Бедная мама любила и того, кого убили, и убийцу. И ничего не могла с собой поделать: ей нужен был некий козел отпущения.
— Я запрещаю вам общаться с Машей! У вас с ней все равно нет ничего общего, кроме этих ваших маньяков! А я не хочу, не желаю, чтобы она снова с ними связывалась!
Маша медленно провела пальцем по узору на стене. Услышала, как стукнула о пол сумка, привезенная Андреем из больницы: утром он забирал все из тумбочек в палате и под ненавидящим взглядом матери раскладывал лекарства по кармашкам…
По дороге домой она молчала, но воздух в машине был настолько наполнен ее враждебностью, что его можно было резать на куски и продавать исламским террористам с надписью «взрывоопасно».
Так же без слов они поднялись в квартиру, Маша скинула на руки Андрею плащ, сбросила туфли и сразу прошла в комнату, чтобы лечь, уткнувшись взглядом в туркменский ковер. Багровые тона, геометрический рисунок из пламенеющего красного, черного и голубого.
— До свидания, — тихо сказал Андрей.
— Прощайте, — отрубила мать.
Тихо капала вода из крана в ванной: кап-кап-кап. Билась в кухне о стекло осенняя жирная муха. Мать сняла туфли, прошла на кухню, шаркая ногами. «Совсем не ее походка!» — успела подумать Маша и тут же отбросила мысль, болью отозвавшуюся в сердце. Снова обострила слух: вот чирикает на улице неизвестная птица, в арку въехала машина…
Маша вообще в последнее время стала отлично слышать. Отлично — но избирательно. Только вот такие орнаментальные звуки, не приводящие к мыслям, как музыка без мелодии.
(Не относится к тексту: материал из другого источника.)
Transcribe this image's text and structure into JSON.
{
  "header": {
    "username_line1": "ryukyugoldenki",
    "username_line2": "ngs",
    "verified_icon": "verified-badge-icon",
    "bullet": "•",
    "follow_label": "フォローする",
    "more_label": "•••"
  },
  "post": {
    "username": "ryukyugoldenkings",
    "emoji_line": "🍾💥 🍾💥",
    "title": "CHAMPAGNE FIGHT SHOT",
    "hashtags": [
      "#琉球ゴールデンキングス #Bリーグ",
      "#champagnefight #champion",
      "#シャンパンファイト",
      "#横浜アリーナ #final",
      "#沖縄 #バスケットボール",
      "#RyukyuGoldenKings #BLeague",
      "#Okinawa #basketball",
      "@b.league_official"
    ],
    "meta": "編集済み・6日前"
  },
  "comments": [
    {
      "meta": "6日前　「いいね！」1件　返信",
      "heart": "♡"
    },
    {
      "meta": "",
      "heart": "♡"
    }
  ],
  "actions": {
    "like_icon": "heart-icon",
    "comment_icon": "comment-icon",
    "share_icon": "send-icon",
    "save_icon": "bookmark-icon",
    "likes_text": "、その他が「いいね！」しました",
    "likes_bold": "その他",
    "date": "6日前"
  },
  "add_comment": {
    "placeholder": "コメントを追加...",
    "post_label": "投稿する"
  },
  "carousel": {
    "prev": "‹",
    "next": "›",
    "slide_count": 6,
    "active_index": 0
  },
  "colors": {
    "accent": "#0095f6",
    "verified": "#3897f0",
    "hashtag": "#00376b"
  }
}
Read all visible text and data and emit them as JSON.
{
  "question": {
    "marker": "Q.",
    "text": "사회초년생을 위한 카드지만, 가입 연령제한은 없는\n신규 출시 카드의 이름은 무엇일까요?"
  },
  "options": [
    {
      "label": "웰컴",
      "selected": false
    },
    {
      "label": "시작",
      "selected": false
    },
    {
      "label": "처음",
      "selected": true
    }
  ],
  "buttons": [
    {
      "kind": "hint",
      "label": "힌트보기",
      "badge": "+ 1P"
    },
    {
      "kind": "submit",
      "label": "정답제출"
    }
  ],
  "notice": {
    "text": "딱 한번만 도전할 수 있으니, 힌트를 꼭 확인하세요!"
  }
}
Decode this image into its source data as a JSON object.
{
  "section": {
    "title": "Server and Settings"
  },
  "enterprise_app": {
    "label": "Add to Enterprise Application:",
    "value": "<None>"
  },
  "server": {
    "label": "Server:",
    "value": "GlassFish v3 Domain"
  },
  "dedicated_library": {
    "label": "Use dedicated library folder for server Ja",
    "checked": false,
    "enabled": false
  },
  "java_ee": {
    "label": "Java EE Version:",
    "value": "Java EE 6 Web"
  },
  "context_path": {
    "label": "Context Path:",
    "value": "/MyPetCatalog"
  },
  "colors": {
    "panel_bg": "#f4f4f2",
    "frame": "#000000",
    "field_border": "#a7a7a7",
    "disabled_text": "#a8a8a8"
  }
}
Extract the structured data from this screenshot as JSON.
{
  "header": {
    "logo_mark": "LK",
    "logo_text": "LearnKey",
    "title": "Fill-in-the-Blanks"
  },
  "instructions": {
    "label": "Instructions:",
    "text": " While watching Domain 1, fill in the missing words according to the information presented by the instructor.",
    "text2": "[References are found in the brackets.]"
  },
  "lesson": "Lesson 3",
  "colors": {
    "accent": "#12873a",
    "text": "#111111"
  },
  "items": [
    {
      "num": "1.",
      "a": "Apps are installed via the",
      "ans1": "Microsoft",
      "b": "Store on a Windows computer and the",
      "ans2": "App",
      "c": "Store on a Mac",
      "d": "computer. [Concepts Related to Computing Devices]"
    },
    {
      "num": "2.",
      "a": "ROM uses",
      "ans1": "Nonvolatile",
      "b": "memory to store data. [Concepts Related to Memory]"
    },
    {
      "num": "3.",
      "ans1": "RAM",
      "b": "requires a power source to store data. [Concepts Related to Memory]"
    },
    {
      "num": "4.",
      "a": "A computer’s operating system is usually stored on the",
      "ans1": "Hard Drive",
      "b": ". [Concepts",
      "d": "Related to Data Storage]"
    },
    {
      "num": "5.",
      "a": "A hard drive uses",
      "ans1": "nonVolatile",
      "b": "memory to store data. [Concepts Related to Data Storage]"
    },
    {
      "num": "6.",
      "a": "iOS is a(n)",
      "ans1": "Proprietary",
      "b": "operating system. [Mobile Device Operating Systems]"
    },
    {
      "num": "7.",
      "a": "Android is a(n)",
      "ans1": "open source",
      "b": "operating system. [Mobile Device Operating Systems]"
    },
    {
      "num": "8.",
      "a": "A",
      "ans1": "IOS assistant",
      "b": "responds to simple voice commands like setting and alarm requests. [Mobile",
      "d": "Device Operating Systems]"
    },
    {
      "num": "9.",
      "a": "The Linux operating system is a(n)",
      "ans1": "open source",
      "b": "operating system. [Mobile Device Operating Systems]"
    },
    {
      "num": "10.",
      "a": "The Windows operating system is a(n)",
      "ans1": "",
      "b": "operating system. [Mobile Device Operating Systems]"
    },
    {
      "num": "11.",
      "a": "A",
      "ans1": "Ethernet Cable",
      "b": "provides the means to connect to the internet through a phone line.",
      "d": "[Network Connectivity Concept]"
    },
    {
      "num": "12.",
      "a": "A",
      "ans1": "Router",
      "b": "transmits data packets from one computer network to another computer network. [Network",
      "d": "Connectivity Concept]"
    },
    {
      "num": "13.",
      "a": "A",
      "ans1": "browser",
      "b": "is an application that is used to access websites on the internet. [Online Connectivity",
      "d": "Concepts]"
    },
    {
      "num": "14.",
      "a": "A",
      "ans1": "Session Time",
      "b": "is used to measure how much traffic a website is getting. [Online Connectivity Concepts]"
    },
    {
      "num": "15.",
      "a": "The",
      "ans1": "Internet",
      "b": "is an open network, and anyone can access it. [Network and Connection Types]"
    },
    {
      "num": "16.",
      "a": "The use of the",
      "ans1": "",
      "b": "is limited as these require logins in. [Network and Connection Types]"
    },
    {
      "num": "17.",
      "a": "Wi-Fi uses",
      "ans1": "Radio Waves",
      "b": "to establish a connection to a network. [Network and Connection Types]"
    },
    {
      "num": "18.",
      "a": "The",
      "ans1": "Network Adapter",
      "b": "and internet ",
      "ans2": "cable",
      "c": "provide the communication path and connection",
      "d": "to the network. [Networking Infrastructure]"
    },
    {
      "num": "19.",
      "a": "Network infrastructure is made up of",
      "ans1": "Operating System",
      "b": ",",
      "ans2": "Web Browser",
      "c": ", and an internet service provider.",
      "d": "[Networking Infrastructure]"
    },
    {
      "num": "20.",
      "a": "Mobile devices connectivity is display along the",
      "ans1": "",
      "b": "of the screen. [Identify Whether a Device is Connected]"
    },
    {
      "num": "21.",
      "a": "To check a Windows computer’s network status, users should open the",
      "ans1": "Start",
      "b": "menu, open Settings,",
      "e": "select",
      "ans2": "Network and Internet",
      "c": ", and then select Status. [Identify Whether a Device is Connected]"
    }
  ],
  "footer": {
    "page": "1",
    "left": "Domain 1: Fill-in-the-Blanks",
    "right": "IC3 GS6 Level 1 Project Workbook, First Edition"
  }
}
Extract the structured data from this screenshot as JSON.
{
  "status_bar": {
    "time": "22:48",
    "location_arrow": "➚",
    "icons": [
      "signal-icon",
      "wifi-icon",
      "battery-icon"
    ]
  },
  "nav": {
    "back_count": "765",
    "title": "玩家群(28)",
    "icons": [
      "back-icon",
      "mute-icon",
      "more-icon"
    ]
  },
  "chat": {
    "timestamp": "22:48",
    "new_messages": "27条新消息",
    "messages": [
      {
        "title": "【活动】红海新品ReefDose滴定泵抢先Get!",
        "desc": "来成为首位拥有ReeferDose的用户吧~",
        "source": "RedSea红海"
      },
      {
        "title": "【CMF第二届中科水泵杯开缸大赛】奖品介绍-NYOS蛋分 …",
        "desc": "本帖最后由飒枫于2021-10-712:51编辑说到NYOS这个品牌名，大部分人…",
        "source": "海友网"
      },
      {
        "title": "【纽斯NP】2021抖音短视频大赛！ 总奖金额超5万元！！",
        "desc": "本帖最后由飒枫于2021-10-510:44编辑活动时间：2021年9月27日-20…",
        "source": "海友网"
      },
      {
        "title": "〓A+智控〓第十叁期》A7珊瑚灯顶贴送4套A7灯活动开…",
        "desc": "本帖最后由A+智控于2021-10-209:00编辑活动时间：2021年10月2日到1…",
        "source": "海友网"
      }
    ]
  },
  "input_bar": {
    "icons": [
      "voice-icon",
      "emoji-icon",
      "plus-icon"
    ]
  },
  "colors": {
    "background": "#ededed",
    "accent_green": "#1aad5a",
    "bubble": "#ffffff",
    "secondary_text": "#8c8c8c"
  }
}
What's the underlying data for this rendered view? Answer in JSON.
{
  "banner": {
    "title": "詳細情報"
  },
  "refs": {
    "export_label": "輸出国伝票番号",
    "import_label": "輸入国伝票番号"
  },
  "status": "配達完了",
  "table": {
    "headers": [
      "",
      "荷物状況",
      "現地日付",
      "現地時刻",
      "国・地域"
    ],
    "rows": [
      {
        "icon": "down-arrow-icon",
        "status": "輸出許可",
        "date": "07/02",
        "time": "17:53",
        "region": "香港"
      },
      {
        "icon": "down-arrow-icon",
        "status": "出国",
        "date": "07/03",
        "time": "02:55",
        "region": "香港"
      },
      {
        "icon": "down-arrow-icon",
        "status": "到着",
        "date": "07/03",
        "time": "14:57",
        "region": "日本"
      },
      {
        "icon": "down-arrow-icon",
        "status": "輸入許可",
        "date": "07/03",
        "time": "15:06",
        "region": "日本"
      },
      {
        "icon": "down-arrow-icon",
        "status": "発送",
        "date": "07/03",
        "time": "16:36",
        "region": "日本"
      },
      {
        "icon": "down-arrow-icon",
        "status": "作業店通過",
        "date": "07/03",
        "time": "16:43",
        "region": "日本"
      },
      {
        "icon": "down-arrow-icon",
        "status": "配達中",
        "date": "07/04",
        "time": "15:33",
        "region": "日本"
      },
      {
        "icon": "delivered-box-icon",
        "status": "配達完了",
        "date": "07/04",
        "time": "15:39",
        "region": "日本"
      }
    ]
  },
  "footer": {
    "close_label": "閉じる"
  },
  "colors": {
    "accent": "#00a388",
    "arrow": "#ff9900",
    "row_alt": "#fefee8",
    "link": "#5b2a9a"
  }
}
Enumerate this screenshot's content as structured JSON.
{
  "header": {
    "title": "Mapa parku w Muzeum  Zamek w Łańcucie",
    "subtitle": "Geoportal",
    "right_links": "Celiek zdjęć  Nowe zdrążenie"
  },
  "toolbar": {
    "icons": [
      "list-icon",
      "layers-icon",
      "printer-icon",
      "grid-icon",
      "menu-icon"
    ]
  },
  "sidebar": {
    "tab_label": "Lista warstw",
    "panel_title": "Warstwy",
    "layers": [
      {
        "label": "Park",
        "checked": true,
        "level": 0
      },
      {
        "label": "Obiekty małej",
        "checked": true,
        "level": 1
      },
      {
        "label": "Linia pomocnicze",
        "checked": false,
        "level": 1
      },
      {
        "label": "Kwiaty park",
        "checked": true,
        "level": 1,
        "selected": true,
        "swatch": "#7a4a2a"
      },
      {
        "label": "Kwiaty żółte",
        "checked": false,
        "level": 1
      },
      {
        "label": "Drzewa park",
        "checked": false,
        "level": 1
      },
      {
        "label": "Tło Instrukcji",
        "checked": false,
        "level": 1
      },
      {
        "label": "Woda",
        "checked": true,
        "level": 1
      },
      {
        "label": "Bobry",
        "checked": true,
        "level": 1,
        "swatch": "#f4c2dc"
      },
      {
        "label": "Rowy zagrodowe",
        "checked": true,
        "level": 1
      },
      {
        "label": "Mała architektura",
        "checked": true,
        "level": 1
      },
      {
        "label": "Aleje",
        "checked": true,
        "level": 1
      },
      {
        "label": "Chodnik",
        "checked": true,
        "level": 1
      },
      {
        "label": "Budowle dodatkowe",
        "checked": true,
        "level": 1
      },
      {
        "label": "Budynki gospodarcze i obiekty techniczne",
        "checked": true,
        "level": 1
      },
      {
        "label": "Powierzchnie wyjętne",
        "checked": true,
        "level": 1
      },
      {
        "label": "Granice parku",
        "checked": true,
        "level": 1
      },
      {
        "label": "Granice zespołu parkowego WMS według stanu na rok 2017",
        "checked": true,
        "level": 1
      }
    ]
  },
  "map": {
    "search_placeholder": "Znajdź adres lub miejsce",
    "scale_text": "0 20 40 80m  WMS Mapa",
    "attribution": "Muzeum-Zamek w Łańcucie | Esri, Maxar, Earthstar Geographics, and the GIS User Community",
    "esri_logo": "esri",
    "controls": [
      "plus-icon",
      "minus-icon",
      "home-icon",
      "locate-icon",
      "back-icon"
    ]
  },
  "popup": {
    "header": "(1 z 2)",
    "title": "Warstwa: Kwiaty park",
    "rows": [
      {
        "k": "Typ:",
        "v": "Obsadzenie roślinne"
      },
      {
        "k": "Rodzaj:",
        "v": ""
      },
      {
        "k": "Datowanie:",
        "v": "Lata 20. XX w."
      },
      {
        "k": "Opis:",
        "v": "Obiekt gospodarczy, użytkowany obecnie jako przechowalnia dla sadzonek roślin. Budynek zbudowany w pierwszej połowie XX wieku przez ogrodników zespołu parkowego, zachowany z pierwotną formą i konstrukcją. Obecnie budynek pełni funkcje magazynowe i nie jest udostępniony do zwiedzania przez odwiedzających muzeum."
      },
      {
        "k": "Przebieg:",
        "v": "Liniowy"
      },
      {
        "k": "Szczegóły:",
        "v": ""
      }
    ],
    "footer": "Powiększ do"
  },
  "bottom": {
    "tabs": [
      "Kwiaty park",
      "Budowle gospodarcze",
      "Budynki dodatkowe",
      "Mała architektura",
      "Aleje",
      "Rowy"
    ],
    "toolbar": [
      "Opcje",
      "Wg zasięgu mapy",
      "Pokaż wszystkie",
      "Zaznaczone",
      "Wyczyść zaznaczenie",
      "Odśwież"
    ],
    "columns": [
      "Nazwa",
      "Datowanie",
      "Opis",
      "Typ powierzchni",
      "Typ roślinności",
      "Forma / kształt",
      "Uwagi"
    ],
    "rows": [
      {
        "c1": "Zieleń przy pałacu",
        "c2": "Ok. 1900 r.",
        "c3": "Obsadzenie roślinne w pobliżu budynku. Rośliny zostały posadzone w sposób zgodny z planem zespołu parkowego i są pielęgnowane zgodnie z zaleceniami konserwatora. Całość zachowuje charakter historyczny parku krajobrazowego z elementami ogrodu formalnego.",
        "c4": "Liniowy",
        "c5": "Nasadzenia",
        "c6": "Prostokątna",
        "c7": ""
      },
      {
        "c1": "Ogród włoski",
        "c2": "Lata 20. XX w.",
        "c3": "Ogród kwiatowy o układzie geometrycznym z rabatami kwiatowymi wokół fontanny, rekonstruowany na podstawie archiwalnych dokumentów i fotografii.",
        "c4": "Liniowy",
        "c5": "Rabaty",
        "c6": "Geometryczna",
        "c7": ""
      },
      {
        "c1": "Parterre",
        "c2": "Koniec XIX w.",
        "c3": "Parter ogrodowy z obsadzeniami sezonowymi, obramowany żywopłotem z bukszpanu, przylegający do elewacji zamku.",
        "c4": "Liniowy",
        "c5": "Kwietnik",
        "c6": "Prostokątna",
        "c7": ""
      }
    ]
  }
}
Она — девочка, с детства задействованная на интеллекте, впервые в жизни боялась думать. Любая мысль через цепочку на счет раз-два приводила к черному выжженному кругу в сердце, прямо по центру. Любой предмет мог быть связан с воспоминанием. Любой отрывок песни. Картинка в журнале. Фотография. Чтобы не вспоминать, она предпочитала слышать только простейшие звуки, как те капли или жужжание мухи. Или замечать простейшие цвета: вроде этого красного и голубого на ковре. Ни в коем случае не смешивать! Вот, к примеру — багровый… Багровый был опасен, он таил ассоциации. Но хуже всего — была фотография погибшего отца, висевшая напротив. Глаза на портрете, смотревшие, Маша знала, прямо на нее.
— Не сейчас, папа, — прошептала она, сомкнув веки. — Подожди.
Он
Шум моря. Вот что он помнил из своего детства. Не тот, который сопровождает купание с ватагой сверстников где-нибудь в Крыму, или звучит, когда дрожащими от холода пальцами (Прикройся от ветра! Ну сколько можно тебя звать из воды? Заболеть хочешь?!) прямо на пляже чистишь яйцо вкрутую, или откусываешь — сладострастно — от южной роскошной помидорины, высасывая сок и жмуря глаза от счастья и от солнца.
Нет, неумолимая, как «Болеро» Равеля, ЭТА волна набухала где-то в глубине мозга, росла, заслоняя собой все остальные звуки, и разбивалась с грохотом, там, где белел чистый крутой детский лоб. А мысль, соприкоснувшись с реальным миром, пряталась за этот мощный древний рокот.
В реальном же мире мачеха трясла перед ним своим платьем: натуральный крепдешин, белое в золотых цветах, широкая юбка, узкий корсаж.
— Ах ты, дрянь! Леня, ты только посмотри, что наделал твой сын! Все мои платья…
Такие никогда не выходят из моды — так сказала однажды ее портниха, он подслушивал за дверью. Мачеха стояла на стуле, а портниха на коленях подкалывала булавками подол. Как раз-таки это, вечномодное, платье он разрезал на длинные красивые ленты. Если повесить его на балконе и подождать ветра, может получиться совершенно прекрасная картина: золото на голубом.
Еще он разрезал красное, короткое. И серое. И зеленое. Зеленое она особенно любила: идеально подходило к ее глазам.